Reviews

The Empire

It may be hard luck on DC Moore that his Afghanistan play The Empire seems part of an almost exhausted genre after similar scenarios by Roy Williams and Simon Stephens, not to mention the Tricycle epic of short pieces by David Edgar, David Greig and the rest.

But there is a hypnotic, elliptical quality to Mike Bradwell’s outstanding Upstairs production which dumps us inside an abandoned compound – designer Bob Bailey’s walls are blasted with holes, the ceiling open to the sky, the floor caked in rubble – and leaves us to sweat it out with the soldiers.

So intense is the heat, so powerful the sense of being part of a dangerous lull in the action in this part of the Helmand Province, that the audience sustained a casualty at the performance I attended, a middle-aged lady staggering to the end of a row and out to the stairs for revivifying treatment.

After a skirmish which has left one British soldier with his face blown off outside, lance corporal Gary (Joe Armstrong, uncannily resembling a taller version of his own father, the great Alun) and his taciturn Afghan sidekick, Hafizullah (Josef Altin), also known as “Paddy,” drag in a body bag with a Taliban prisoner Zia (Nav Sidhu).

Another Afghan soldier (Imran Khan) calls by unhelpfully to urinate on the captive, who has come round and claimed to be a Brit himself from Newham who was kidnapped by the Taliban on a business expedition with his uncle from Lahore in Pakistan. The commanding officer Simon (Rufus Wright, a dead ringer for Prince William) is awaiting the arrival of a Chinook to clear the area.
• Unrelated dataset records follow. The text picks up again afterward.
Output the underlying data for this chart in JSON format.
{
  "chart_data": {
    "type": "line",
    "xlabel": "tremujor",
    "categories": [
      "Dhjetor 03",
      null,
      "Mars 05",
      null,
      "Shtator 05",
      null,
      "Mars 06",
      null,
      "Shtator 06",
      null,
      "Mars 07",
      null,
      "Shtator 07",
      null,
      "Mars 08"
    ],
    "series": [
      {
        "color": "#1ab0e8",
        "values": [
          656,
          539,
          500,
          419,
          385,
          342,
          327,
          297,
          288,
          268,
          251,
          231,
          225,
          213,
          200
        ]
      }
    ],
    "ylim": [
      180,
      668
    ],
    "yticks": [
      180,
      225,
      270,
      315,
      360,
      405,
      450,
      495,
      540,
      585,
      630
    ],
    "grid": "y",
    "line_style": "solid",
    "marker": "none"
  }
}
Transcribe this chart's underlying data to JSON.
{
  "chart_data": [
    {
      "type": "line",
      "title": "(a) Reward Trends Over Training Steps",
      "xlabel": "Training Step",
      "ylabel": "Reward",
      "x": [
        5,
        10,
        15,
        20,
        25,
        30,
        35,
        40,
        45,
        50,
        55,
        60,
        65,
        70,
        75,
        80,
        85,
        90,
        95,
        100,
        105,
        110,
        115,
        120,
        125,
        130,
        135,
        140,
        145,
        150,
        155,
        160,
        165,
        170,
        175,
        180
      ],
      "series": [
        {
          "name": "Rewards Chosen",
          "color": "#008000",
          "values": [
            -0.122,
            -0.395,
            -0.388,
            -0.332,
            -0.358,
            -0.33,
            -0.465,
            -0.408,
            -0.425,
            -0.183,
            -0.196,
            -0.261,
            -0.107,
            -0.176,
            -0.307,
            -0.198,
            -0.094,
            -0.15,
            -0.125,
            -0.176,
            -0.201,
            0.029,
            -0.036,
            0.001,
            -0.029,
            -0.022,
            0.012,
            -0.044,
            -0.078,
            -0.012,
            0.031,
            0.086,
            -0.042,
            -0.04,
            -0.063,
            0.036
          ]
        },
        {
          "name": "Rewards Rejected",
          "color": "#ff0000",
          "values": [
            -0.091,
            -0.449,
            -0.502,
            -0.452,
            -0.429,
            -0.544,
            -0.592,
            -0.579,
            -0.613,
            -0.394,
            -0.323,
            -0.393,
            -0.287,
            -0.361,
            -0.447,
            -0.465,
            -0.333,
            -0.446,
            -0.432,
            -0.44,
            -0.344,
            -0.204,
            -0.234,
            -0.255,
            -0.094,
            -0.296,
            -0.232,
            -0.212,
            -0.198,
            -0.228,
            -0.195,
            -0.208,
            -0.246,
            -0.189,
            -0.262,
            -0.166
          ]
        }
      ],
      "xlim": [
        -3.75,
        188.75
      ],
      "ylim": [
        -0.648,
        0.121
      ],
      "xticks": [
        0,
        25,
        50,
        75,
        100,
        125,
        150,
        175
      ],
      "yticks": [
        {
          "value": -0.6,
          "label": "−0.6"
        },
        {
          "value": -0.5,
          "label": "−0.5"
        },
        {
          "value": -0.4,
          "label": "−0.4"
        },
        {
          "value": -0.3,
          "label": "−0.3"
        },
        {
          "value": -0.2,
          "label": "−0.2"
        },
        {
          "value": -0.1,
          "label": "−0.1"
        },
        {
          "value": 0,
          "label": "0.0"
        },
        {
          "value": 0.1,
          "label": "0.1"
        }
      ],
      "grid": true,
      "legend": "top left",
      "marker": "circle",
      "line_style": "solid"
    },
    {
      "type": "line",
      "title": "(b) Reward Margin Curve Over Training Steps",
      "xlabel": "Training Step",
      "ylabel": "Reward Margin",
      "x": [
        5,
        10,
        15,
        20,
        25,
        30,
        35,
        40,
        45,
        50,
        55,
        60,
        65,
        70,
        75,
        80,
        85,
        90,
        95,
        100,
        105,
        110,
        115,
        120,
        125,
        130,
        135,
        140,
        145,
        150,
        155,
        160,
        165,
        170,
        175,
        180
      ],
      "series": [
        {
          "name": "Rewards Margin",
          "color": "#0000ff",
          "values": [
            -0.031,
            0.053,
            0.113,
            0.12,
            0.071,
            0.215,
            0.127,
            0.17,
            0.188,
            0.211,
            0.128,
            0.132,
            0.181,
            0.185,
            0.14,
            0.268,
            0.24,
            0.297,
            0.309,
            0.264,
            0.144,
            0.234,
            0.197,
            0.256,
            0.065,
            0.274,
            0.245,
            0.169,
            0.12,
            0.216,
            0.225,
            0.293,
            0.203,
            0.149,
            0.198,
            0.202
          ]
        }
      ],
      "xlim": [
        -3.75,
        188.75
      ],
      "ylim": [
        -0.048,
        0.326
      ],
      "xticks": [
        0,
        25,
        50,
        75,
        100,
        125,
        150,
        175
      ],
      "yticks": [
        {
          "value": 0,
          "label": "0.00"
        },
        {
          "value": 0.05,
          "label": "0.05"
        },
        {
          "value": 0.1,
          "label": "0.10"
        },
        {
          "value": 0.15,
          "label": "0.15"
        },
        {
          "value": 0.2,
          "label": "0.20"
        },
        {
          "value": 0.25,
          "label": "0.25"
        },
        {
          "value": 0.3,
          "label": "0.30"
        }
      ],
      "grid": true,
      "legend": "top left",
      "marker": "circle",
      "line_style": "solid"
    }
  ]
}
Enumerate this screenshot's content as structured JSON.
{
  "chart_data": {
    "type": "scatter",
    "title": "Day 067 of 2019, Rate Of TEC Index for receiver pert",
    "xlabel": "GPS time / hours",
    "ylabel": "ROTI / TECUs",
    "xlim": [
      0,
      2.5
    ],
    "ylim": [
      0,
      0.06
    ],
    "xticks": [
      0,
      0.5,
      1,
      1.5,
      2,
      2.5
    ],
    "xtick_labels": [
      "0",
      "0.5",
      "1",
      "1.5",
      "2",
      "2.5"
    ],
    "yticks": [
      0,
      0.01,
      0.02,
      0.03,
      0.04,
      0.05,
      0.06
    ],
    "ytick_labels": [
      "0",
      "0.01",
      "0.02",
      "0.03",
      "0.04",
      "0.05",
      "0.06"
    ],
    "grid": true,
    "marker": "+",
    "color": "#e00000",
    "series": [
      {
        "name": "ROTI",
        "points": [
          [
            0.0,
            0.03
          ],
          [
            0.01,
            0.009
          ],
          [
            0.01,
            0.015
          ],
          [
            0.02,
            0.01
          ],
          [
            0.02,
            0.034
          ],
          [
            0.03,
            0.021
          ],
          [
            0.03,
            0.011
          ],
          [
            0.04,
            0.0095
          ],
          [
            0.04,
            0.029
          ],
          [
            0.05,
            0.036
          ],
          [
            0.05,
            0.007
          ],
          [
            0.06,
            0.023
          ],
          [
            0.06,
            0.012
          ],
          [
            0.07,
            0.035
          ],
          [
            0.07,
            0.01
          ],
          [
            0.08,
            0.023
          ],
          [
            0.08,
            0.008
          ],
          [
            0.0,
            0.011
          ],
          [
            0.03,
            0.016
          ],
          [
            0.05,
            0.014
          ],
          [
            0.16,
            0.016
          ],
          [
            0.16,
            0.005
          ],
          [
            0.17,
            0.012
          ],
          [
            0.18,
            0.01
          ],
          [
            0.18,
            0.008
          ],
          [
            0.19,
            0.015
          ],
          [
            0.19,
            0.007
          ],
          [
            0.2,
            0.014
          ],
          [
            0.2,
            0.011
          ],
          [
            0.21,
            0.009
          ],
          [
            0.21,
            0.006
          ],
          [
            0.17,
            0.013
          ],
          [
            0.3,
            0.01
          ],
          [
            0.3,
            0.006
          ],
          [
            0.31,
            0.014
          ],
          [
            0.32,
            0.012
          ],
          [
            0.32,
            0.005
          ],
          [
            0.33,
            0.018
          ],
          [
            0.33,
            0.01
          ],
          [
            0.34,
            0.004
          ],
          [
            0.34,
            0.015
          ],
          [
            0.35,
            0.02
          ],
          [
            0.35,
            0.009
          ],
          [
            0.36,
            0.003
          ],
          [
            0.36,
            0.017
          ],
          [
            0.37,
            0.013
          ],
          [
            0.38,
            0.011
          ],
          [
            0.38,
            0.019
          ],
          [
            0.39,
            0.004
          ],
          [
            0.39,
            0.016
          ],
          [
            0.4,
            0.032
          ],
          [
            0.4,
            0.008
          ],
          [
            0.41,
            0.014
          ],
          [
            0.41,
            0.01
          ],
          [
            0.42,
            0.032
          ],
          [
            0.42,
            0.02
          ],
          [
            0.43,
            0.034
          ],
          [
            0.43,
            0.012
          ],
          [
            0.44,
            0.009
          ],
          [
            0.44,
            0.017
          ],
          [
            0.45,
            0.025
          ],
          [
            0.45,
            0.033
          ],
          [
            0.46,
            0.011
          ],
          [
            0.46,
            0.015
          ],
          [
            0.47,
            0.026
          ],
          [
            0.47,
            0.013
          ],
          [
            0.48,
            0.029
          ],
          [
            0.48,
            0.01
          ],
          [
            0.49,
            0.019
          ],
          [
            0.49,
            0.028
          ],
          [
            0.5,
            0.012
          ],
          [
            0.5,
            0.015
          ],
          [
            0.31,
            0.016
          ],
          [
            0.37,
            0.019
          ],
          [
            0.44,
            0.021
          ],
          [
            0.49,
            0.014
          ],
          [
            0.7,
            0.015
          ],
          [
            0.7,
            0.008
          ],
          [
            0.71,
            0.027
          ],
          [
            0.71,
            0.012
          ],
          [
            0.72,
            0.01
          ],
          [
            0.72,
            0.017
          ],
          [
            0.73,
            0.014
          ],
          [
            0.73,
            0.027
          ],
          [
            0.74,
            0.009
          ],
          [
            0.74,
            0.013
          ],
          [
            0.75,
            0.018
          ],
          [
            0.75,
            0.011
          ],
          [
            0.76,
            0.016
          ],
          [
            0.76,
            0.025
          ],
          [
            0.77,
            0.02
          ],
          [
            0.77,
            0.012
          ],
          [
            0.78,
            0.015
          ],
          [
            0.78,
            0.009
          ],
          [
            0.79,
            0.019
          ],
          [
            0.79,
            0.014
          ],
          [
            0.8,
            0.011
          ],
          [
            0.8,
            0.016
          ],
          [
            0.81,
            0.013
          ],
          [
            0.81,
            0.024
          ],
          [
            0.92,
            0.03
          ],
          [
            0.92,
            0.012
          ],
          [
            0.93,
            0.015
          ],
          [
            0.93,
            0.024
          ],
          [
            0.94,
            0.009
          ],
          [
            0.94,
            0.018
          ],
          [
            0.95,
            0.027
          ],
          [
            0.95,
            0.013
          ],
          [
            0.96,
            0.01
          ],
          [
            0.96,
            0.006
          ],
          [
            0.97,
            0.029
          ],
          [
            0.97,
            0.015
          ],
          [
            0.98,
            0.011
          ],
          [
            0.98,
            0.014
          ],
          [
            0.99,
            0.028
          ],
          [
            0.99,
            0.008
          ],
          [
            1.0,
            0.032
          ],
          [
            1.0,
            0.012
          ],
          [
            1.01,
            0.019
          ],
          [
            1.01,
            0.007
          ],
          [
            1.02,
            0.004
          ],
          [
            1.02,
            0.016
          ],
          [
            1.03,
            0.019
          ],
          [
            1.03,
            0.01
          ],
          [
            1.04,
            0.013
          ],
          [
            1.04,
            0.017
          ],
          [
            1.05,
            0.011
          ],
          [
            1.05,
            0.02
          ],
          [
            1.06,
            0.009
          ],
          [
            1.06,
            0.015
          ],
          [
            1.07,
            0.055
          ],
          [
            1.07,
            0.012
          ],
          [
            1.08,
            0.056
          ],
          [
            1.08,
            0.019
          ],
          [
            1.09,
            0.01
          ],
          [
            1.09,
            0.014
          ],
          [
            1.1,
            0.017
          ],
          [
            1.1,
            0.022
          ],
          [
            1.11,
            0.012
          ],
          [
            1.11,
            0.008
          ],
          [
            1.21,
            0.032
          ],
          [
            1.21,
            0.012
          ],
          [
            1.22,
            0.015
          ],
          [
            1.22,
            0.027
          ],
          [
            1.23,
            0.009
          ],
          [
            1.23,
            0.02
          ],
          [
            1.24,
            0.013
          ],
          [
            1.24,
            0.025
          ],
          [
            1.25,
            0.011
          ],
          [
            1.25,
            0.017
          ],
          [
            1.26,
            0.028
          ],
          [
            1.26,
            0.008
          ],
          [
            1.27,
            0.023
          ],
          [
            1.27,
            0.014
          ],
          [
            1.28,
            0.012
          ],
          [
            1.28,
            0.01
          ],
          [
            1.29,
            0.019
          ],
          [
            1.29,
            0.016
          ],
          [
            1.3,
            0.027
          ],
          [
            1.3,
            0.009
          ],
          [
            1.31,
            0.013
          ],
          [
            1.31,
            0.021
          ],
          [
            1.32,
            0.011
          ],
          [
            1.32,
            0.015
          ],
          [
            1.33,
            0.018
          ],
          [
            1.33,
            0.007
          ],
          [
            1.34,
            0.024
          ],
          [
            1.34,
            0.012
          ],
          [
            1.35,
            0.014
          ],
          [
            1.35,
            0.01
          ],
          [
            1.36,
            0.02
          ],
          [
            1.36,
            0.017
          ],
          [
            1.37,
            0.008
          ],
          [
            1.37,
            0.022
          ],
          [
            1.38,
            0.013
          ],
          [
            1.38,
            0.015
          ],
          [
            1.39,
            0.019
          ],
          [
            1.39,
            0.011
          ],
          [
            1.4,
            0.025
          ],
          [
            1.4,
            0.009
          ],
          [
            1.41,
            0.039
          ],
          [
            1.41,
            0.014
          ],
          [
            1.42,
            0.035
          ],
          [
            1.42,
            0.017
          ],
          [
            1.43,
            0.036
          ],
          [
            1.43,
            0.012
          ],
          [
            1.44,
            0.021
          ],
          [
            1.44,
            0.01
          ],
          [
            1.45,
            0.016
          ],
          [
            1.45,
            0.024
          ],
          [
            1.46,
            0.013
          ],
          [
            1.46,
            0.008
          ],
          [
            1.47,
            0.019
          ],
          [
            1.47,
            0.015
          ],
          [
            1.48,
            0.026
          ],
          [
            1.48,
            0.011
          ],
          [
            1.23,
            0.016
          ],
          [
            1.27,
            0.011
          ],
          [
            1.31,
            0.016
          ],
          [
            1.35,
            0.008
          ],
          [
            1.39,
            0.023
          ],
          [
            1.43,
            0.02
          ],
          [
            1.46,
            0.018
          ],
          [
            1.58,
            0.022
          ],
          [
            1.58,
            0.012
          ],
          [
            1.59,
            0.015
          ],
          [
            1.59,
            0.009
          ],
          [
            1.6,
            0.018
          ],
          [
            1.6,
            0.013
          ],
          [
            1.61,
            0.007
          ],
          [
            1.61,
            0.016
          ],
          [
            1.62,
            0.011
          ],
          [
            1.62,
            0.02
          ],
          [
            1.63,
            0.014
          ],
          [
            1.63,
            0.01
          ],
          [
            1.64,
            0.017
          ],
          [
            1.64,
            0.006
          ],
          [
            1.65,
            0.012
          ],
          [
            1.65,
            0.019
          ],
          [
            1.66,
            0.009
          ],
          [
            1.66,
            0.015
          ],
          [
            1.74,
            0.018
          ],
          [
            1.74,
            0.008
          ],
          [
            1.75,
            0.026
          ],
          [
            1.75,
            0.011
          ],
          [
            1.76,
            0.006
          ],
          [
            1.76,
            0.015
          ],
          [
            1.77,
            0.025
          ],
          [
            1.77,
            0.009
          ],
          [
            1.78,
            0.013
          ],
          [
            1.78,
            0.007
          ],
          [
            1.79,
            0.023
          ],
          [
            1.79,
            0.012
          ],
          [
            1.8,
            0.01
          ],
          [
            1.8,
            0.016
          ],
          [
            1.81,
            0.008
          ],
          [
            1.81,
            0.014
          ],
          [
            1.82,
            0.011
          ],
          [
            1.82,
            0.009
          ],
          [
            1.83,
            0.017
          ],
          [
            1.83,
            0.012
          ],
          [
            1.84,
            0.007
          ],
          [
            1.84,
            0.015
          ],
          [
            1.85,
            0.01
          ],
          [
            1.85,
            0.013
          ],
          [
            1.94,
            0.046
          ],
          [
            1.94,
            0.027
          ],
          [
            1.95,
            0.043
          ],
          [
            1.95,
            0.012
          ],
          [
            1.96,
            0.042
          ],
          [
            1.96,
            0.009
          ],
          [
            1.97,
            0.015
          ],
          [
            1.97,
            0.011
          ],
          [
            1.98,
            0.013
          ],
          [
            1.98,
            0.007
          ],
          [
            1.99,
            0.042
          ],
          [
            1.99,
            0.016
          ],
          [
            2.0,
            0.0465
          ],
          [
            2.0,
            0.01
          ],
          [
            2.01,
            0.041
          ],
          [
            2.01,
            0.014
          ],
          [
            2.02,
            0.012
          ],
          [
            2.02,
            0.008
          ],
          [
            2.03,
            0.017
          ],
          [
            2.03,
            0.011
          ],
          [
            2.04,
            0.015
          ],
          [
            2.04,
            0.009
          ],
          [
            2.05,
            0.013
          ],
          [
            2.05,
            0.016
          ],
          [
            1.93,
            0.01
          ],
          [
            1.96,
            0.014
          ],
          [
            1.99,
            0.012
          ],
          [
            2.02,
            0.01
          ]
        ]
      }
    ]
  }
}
Our so-called war on terror is turned inside out as a reversible cloak disguising a can of class and racist worms that have wriggled away for generations. Gary jumps sadistically on Zia’s leg. Simon confirms his “posh” status. Zia spills a torrent of abuse in all directions: how could he not be angry living with you people? What is so great about imposing our version of law and order when democracy sets such a bad example?

Piggy-in-the-middle Hafizullah keeps mum. This slice of life realism ends up leaving some awkward questions unanswered and, with a down-beat non-flourish, the action expires in a cloud of dust and helicopter noise.